Semaforo di Capo Sperone: la vedetta abbandonata di Sant’Antioco
Il Semaforo di Capo Sperone si trova all’estremità meridionale dell’isola di Sant’Antioco, nel Sulcis. È uno dei rari antichi semafori navali rimasti sulla costa sarda: costruito alla fine dell’Ottocento e dismesso nel 1957, oggi è una struttura abbandonata che affascina per la sua posizione panoramica e per la vista aperta sul mare. È una meta suggestiva per chi ama i luoghi fuori dai circuiti più battuti.
Storia del semaforo
Il Semaforo di Capo Sperone è uno dei pochi antichi semafori navali sopravvissuti lungo la costa della Sardegna. Fu costruito alla fine del XIX secolo per l’avvistamento e la segnalazione navale, e rimase in funzione fino al 1957, anno della sua dismissione. Durante la Seconda guerra mondiale la struttura fu impiegata come stazione radio militare.
Cosa lo rende speciale
Oggi il semaforo è un edificio abbandonato, ma proprio questo suo aspetto — insieme alla posizione isolata sulla punta dell’isola — lo rende una meta apprezzata da chi cerca panorami e luoghi carichi di fascino. Dalla zona di Capo Sperone lo sguardo si apre su un tratto di costa tra i più selvaggi di Sant’Antioco.
Dove si trova
Il Semaforo di Capo Sperone si trova all’estremità meridionale dell’isola di Sant’Antioco. È un luogo da abbinare a una visita del territorio: chi soggiorna sull’isola può raggiungerlo e scoprire, nella stessa zona, altri angoli del litorale. Per conoscere meglio l’isola e cosa vedere, leggi la guida Sant’Antioco: cosa visitare.
Domande frequenti
Quando è stato costruito il Semaforo di Capo Sperone?
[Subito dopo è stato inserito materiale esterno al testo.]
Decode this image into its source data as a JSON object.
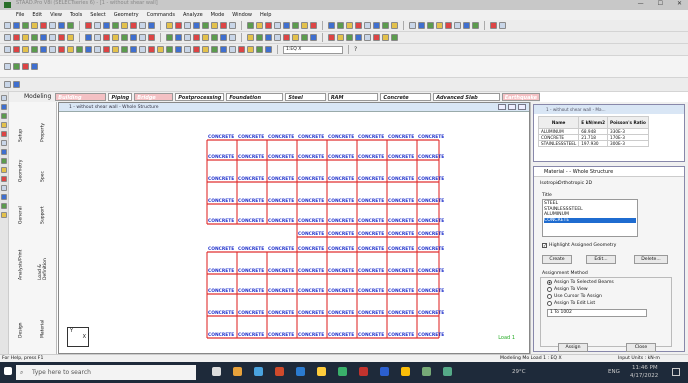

Alla fine del XIX secolo, come semaforo navale per l’avvistamento e la segnalazione. Fu dismesso nel 1957.
A cosa serviva il semaforo?
Era una vedetta per la segnalazione navale lungo la costa. Durante la Seconda guerra mondiale fu utilizzato come stazione radio militare.
Dove si trova il Semaforo di Capo Sperone?
All’estremità meridionale dell’isola di Sant’Antioco, nel Sulcis, in una posizione panoramica sul mare.